Русское: Реверберации - стр. 3
Лесков
Рискну предположить, продолжив набоковское определение: если уж Достоевский – «самый европейский писатель России», то Лесков – самый американский русский писатель. Потому и стал первым и лучшим русским новеллистом. Одну свою новеллу предварил ссылкой на Брет-Гарта. В серьезной и обстоятельной работе «Еврей в России», написанной по заказу комиссии Ливена, решавшей, отменять или не отменять черту оседлости для евреев (Лесков доказывал: отменять и немедленно) он á propos заметил: «Всем историям о человеке, потерявшем свою тень, я предпочитаю одну-единственную повесть про всадника без головы».

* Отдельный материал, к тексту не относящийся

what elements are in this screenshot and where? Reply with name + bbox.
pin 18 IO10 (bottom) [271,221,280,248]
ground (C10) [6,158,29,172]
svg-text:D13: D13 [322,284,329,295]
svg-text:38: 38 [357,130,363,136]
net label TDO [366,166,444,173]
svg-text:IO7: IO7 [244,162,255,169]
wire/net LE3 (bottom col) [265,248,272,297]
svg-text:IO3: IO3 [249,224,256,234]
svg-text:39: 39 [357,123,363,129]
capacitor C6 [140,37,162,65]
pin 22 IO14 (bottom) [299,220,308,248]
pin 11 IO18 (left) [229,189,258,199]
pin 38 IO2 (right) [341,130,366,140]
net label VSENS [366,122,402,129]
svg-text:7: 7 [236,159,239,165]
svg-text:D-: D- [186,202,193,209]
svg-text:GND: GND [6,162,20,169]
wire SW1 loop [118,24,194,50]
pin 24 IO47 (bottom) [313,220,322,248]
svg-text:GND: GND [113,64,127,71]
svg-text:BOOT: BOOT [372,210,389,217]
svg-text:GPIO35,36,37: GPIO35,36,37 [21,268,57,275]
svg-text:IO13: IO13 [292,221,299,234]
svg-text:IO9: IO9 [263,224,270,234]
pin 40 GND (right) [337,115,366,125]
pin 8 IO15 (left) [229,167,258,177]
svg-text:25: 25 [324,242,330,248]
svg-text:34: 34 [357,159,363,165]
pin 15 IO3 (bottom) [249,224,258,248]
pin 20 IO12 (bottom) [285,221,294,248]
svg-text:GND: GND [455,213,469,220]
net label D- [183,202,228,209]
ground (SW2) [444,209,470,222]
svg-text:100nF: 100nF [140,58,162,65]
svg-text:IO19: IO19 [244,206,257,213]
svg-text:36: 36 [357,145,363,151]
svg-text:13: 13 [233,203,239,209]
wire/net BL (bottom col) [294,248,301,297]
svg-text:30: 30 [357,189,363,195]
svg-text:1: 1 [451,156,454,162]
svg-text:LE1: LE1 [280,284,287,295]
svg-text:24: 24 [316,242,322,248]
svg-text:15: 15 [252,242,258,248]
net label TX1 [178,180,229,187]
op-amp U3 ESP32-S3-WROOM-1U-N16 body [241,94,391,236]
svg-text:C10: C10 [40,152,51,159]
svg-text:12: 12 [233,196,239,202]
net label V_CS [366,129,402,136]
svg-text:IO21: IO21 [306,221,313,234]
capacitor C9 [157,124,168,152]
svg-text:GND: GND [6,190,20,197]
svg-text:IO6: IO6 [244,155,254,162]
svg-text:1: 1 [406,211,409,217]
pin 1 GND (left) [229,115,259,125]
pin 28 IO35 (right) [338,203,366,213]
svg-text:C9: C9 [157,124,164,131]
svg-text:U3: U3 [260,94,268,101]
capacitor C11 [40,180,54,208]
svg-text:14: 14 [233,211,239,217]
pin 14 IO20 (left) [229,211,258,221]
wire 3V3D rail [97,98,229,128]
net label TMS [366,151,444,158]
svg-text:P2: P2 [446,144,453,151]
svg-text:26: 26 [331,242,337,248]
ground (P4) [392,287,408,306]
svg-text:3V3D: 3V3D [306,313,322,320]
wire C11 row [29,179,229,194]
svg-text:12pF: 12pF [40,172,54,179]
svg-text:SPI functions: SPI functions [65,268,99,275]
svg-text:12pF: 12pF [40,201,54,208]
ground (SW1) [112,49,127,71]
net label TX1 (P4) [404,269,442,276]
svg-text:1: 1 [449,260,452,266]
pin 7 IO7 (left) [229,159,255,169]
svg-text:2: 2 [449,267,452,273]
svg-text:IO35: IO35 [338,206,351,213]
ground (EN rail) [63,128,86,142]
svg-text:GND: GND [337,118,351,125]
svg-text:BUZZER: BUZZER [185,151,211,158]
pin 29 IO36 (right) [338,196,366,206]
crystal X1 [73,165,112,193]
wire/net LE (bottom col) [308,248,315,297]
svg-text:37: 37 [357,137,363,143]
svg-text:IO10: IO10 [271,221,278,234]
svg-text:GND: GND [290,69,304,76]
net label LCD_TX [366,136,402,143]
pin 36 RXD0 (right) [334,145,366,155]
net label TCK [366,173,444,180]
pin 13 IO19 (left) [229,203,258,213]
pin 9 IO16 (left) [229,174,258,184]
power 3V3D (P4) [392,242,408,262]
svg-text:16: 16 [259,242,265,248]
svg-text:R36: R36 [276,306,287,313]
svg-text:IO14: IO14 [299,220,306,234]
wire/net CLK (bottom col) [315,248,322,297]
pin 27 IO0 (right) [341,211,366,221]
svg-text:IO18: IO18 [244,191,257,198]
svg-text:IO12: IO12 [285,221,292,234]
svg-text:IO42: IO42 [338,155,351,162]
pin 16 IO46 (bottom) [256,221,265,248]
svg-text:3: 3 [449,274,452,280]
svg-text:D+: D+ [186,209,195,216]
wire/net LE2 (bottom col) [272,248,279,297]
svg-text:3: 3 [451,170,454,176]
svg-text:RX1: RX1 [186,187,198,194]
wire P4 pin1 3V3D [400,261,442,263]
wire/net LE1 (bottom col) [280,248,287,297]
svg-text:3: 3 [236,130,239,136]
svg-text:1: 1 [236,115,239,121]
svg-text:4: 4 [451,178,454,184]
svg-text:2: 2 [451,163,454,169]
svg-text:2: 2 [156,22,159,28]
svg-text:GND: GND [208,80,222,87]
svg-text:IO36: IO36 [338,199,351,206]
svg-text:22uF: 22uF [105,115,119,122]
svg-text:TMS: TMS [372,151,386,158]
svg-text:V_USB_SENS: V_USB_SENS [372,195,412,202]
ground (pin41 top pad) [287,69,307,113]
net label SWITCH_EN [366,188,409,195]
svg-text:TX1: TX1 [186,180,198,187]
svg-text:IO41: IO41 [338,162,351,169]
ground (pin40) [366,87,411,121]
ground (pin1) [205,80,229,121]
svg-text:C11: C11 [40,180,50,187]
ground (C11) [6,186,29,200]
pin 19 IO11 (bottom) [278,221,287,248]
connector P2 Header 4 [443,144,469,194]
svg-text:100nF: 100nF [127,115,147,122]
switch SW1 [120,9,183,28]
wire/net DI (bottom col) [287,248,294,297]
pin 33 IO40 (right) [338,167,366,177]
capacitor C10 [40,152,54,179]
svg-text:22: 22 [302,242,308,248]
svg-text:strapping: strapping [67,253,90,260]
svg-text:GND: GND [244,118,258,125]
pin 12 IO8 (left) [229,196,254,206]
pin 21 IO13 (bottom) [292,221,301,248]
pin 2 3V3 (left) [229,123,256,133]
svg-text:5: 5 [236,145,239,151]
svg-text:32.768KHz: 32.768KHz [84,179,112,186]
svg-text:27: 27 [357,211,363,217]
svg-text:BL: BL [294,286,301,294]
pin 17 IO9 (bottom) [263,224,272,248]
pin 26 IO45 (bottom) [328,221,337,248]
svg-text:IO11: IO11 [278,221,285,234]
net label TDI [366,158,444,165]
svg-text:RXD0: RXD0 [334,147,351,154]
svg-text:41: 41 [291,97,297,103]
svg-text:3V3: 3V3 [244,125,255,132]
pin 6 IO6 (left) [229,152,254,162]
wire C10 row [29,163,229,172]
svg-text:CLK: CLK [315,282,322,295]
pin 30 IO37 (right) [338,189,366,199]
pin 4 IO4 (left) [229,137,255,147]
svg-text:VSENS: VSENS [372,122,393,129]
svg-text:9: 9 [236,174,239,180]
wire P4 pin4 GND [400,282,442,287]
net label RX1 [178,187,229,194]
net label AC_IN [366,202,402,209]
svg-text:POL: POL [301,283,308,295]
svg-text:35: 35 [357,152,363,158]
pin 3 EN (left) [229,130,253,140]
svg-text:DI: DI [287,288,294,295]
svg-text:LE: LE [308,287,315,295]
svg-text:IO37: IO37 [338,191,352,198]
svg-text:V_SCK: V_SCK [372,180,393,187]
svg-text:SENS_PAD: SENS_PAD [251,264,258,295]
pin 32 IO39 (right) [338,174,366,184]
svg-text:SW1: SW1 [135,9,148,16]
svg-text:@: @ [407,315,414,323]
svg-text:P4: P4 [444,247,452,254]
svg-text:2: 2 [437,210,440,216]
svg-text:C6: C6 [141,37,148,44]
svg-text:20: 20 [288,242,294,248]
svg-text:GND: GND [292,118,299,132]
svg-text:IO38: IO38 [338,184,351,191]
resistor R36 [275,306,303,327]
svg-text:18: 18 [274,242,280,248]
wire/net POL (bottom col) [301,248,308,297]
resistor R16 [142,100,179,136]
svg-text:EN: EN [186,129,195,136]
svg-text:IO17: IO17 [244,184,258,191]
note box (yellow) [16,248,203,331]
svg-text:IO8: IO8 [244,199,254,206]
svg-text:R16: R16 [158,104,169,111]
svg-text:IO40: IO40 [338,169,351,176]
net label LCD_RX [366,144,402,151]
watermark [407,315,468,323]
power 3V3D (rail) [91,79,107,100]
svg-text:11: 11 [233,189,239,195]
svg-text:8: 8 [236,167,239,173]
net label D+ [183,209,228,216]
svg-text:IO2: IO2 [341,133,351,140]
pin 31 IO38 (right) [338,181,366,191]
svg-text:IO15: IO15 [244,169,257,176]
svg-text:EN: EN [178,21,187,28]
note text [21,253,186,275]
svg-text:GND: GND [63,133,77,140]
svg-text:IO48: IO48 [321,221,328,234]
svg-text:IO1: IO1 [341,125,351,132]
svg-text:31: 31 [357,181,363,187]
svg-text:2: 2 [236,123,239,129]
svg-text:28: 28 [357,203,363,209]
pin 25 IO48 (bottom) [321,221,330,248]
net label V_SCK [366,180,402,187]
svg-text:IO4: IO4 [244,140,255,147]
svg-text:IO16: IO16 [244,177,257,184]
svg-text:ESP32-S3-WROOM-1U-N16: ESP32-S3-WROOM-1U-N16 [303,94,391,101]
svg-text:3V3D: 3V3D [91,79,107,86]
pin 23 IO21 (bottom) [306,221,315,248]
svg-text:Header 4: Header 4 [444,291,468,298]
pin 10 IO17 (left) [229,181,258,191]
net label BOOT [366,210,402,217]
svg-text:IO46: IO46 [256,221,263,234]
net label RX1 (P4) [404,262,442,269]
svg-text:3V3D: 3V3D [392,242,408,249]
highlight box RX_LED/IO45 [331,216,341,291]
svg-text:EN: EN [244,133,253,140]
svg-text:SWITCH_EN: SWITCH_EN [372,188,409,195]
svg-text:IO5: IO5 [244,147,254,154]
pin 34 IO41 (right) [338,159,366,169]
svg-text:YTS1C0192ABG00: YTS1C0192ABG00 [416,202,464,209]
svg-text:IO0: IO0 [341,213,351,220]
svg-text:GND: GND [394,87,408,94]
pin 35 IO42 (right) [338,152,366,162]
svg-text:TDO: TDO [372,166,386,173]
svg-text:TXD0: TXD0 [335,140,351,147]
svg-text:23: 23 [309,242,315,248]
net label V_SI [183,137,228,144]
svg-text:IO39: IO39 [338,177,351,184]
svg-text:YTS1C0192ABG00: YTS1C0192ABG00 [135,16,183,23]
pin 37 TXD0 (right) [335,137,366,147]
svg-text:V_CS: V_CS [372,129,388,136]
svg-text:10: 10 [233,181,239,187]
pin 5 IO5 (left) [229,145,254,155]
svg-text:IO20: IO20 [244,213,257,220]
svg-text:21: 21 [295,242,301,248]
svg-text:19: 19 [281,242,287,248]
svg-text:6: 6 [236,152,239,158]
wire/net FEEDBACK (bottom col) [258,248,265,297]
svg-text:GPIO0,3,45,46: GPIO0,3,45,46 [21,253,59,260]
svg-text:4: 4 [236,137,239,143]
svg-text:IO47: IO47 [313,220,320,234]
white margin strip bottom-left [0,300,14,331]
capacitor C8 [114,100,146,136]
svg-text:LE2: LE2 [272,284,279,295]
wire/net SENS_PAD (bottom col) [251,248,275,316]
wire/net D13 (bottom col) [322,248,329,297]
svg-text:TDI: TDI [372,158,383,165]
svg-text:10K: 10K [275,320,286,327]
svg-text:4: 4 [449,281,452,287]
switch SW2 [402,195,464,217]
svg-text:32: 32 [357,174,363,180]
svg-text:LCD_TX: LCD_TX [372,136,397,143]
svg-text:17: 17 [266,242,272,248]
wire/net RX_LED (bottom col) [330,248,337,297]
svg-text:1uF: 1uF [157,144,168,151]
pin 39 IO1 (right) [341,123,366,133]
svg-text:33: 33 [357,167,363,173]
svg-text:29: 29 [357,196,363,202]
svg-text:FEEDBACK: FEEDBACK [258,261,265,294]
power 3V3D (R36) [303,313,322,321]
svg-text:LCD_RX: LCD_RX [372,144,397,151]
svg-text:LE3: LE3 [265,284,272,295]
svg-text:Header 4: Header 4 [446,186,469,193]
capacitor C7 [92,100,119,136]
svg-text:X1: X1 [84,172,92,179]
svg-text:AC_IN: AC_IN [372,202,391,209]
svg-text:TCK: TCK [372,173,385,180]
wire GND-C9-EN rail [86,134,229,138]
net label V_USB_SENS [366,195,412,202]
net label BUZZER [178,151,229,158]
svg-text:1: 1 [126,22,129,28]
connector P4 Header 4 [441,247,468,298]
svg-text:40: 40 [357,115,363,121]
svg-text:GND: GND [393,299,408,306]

Он, вообще, по-американски, по-хемингуэевски умел á propos заметить нечто очень важное. Однажды заметил: «Сейчас все обращают внимание на то, как я пишу; придет время и поймут, чтó я пишу». И то: самая распространенная похвала Лескову – похвала его языку, лесковское узорочье, лесковский сказ, сочный, настоящий, русский… и прочее. Между тем нельзя не согласиться с набоковским Годуновым-Чердынцевым: лесковские «Аболоны» несколько нарочиты и утрированы. В «Сказе о Левше», например, они заслоняют трагическую суть истории про русского гения, которого полицейские головой «о парат» – хрясь! – и нет русского гения, и один только английский шкипер волнуется: «Где тот славный парень, с которым так хорошо выпивали?» Всем остальным – плевать. Мастеровым – меньше, мастеровым – больше: подумаешь. Впрочем, в этом тексте Лесков, может, и сознательно затенял, затемнял трагедию «аболонами» и «верояциями». Не знаю. Николай Семенович Лесков был человек таинственный. И писатель таинственный.
Так или иначе, но самые сильные его новеллы те, где он без всяких «верояций» и «аболонов» сухо, четко, почти протокольно излагает суть дела. Никаких как – сплошное что. Синтаксис – ясен. Предложения – коротки. Авторский голос нейтрален. Деловая проза. Айсберг. Лучший образец такого айсберга – «Человек на часах». На поверхности – обличение жестокости, бесчеловечного абсурда предыдущего (николаевского) царствования и изощренного псевдоинтеллектуального лицемерия, эти жестокость и абсурд оправдывающего. Чуть глубже все же как: изумительная архитектоника повествования (простую историю изложить как детектив, ступенчато, чтобы читатель вслед за повествователем поднимался со ступеньки на ступеньку изгибчивой лестницы, влекомый желанием узнать: что дальше, какие виды и перспективы откроются на новой ступеньке?), ритм – не новелла, стихотворение в прозе: «Четки. Тихоструйный лепет».